Palaeologus: BigDumbJerk:

Are you sure you aren't making the same mistake as your MA pal on a bigger scale?

A fair point, and one I'm surprised hadn't been (that I've seen) brought up before now. 

However, at the risk of sounding too sure of myself ("...that's how they all act...except for me..."), I'd like to think not: I grew up in Massachusetts during the latter Dukakis term, went to college in New Hampshire, went back to Boston for my early career, moved to Maine for a time & now live in Wisconsin; with the possible exception at times of New Hampshire, none of these are bastions of conservatism (and New Hampshire, when it is, tends to be fiscally, not socially, conservative).  Because of that, some of my best friends are liberal...

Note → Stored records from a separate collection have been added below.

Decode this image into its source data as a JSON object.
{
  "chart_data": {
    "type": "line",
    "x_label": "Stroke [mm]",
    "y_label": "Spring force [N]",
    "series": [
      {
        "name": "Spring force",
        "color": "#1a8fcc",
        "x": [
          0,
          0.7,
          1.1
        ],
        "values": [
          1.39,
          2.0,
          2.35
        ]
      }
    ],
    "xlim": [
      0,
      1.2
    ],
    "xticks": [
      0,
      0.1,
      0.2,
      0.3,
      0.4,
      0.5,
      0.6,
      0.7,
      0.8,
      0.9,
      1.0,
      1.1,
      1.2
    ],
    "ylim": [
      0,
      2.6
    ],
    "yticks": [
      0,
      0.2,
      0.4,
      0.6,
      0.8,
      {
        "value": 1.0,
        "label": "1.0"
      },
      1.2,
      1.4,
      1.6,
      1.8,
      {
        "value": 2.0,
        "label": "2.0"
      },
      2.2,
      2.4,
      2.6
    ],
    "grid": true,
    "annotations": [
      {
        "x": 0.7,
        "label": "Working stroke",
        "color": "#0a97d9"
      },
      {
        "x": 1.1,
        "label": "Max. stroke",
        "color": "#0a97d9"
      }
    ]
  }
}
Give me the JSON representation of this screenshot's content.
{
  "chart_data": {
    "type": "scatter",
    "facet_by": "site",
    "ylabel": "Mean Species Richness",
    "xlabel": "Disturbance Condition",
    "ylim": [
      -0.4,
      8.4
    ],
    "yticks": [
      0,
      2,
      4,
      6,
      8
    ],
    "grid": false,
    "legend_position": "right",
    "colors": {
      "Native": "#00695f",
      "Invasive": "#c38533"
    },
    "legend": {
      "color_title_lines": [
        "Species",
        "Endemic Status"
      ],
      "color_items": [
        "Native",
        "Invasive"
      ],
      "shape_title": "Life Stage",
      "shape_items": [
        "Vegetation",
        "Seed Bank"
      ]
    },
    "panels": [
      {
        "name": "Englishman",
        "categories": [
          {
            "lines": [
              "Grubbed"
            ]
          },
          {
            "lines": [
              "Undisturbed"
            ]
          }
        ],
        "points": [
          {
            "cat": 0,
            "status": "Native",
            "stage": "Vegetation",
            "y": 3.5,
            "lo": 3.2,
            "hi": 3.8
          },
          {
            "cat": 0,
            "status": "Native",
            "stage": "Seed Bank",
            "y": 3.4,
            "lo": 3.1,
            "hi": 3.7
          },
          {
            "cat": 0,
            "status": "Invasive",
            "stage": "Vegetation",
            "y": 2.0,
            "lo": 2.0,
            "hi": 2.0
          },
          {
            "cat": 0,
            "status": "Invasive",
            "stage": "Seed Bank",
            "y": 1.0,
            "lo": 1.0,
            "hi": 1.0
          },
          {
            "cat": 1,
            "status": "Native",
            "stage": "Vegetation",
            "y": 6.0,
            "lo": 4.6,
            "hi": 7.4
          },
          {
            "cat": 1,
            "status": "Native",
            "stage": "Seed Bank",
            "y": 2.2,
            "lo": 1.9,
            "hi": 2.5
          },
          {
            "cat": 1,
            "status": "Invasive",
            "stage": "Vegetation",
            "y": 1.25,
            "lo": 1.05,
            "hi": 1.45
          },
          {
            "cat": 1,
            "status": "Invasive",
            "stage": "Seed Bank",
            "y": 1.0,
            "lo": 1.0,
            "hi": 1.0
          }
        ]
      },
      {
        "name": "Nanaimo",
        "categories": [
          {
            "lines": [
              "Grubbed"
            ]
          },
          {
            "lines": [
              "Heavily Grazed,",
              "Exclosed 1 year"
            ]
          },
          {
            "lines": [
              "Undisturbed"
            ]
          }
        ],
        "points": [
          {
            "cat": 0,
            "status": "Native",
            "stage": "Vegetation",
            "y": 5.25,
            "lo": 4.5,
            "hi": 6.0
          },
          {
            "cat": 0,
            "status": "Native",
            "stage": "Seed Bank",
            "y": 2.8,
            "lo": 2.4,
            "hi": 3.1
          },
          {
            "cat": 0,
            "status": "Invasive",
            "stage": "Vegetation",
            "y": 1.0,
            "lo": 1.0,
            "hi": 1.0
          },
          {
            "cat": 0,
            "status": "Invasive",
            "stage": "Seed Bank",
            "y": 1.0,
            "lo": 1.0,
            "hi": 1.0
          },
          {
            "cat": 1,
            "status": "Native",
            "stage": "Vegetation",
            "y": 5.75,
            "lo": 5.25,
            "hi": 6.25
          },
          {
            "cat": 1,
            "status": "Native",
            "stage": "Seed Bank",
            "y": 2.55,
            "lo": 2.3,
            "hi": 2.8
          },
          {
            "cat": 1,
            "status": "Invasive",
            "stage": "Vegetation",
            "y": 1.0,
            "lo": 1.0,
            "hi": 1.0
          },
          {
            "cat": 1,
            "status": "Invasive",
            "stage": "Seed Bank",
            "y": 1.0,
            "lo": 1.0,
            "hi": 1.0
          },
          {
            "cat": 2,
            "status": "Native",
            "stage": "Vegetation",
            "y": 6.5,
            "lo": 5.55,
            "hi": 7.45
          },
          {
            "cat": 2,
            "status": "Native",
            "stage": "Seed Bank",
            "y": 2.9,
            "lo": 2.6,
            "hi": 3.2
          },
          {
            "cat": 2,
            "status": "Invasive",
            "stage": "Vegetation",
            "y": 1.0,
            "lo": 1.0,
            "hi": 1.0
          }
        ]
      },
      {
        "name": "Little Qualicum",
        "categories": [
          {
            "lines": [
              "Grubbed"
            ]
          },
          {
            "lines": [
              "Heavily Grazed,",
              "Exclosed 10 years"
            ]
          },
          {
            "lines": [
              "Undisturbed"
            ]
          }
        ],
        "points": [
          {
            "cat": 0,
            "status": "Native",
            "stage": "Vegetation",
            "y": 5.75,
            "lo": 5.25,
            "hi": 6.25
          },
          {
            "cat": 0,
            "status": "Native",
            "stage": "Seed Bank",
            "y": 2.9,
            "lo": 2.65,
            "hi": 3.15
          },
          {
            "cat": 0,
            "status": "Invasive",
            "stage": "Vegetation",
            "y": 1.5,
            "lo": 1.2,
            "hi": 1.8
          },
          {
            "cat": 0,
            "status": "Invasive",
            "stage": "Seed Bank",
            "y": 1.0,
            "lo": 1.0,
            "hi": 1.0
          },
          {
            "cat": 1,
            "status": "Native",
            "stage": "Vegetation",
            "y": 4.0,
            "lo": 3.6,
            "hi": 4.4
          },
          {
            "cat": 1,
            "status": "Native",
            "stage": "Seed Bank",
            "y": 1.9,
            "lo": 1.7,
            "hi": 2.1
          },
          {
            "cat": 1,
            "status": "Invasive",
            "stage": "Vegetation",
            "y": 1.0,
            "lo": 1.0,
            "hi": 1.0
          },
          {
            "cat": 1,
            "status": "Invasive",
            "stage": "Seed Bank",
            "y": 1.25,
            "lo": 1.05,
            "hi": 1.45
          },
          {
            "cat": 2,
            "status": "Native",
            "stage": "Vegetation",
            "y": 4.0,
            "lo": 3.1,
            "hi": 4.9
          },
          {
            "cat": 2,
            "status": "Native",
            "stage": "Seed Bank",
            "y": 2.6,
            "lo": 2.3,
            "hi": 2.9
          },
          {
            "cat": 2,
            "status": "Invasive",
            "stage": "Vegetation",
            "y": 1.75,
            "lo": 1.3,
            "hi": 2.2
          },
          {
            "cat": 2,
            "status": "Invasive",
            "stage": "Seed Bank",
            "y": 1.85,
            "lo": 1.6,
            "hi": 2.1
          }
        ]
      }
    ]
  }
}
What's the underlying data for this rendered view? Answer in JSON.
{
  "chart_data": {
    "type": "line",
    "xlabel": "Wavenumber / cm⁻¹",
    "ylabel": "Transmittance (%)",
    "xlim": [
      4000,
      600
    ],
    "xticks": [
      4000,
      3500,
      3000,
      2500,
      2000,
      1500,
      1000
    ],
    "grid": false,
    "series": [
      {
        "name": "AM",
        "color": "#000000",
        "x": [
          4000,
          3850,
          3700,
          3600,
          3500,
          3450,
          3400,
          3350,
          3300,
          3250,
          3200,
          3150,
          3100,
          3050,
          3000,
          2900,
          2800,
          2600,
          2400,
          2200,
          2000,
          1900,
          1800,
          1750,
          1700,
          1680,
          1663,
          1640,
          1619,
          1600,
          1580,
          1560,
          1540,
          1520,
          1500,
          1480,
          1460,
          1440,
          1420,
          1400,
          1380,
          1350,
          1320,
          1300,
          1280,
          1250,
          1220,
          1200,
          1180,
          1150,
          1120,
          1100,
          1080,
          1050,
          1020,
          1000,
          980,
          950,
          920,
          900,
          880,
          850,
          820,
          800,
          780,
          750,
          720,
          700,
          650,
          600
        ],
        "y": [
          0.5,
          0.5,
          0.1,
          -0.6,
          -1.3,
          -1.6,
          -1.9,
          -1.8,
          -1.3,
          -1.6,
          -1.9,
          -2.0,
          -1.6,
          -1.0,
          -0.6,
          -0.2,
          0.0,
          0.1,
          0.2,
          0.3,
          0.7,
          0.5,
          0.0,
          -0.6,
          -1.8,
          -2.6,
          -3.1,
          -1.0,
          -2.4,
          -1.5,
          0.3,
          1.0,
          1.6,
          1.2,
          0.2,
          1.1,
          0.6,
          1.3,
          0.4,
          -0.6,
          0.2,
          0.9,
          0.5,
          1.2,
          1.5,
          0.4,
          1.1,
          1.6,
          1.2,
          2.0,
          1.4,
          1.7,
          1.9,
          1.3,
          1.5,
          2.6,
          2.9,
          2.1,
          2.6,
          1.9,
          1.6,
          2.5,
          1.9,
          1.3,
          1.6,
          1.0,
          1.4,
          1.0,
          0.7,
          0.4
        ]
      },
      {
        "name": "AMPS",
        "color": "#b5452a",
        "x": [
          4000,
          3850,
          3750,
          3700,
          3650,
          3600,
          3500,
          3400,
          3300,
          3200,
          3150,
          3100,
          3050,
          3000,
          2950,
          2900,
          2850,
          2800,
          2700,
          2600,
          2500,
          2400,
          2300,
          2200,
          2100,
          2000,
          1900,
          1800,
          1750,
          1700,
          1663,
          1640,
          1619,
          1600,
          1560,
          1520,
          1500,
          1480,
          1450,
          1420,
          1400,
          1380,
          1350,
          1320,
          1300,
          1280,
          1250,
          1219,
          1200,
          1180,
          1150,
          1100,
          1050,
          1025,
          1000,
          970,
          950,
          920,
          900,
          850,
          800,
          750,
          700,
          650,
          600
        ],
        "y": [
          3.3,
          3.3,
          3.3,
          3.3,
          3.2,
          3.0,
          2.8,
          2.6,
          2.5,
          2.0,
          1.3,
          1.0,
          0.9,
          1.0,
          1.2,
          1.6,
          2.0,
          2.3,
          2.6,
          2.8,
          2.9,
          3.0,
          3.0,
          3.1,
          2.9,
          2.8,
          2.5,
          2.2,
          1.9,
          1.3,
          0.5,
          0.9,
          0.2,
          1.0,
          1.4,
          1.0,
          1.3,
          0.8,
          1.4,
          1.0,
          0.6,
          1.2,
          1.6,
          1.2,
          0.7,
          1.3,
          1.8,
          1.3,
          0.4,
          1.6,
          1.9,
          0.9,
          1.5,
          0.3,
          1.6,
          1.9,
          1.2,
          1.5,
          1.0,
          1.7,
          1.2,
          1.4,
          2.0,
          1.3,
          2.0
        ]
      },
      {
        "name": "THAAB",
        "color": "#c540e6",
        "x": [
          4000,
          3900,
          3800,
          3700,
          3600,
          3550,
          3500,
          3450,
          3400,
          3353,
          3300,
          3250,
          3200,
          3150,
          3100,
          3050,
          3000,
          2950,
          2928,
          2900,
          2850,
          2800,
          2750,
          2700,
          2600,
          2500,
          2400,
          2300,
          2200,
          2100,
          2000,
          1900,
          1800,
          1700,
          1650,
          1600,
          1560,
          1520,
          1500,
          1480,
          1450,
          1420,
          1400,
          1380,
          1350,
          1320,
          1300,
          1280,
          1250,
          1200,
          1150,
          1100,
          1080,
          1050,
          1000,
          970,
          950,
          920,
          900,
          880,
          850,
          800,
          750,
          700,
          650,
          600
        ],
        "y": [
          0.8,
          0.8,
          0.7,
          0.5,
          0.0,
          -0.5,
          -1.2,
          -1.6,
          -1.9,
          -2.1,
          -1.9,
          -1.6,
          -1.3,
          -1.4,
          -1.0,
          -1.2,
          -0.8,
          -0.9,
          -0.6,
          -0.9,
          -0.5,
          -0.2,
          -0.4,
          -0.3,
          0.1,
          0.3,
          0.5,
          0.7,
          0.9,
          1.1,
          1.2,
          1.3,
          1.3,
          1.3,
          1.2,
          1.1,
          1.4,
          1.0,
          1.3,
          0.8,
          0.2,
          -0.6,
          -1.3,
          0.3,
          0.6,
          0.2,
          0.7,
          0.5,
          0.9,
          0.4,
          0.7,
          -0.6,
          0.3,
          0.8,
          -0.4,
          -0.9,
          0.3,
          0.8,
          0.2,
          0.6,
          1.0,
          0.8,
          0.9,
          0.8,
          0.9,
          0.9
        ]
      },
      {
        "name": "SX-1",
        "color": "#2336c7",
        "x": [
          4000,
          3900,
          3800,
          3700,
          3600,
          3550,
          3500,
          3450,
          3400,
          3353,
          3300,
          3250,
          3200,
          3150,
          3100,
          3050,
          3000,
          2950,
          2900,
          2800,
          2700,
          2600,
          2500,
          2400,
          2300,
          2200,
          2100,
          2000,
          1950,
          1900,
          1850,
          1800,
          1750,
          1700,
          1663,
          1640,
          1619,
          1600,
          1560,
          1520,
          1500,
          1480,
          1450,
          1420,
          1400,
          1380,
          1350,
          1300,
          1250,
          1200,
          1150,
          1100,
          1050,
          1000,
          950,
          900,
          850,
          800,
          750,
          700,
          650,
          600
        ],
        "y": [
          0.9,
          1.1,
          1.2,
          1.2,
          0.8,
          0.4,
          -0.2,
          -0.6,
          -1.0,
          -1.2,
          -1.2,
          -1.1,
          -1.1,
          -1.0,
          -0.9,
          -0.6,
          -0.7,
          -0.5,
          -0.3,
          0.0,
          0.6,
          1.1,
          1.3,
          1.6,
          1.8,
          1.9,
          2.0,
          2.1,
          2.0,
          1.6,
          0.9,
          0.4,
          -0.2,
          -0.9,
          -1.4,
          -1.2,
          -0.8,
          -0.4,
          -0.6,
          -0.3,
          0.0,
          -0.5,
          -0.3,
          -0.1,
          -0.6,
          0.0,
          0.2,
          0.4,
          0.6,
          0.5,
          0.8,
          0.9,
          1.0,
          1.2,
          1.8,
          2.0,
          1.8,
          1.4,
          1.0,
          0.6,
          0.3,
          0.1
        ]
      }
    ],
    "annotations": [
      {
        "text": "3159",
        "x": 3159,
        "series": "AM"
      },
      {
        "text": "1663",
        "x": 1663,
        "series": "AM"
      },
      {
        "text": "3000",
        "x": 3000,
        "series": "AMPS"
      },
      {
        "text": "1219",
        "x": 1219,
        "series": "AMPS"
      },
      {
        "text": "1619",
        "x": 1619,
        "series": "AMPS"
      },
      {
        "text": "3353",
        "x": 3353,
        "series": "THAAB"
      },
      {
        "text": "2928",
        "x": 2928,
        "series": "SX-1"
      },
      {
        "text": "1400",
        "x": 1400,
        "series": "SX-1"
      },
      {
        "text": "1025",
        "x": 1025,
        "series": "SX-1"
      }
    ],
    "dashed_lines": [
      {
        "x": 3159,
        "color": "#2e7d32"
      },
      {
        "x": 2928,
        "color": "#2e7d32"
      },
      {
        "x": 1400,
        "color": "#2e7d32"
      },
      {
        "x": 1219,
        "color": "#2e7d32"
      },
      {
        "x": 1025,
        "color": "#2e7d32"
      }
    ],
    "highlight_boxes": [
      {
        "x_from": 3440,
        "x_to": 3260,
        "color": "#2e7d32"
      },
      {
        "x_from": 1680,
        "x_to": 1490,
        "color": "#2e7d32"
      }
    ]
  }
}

On a more serious note, it's difficult to live, school & work in those states and not be in constant contact with "the other side," as it were.  I would contend that in a purple state, while it is possible for a liberal to associate with only liberals, it is nearly impossible for a conservative to only interact with conservatives.


Joined
Dec '10
BigDumbJerk
Mendel: A curse on you, BigDumbJerk!  I have had almost this exact same post running through my head for months, but was too timid to pen to paper (or fingers to keyboard).

Terribly sorry, old bean; it's been rattling around in my head for a bit, too.  I'm pretty much a blind squirrel who found a nut, however, and so yield the floor to you for other insights.

Joseph Eagar
Joined
Oct '10
Joseph Eagar

I think you're shifting "center-right" too far to the right.  The elections of the past thirty years were, by and large, won by parties that shifted to the center-right; Obama is the only exception, and once voters realized the Dems were no longer the party of Clinton centrism they swung back to our side.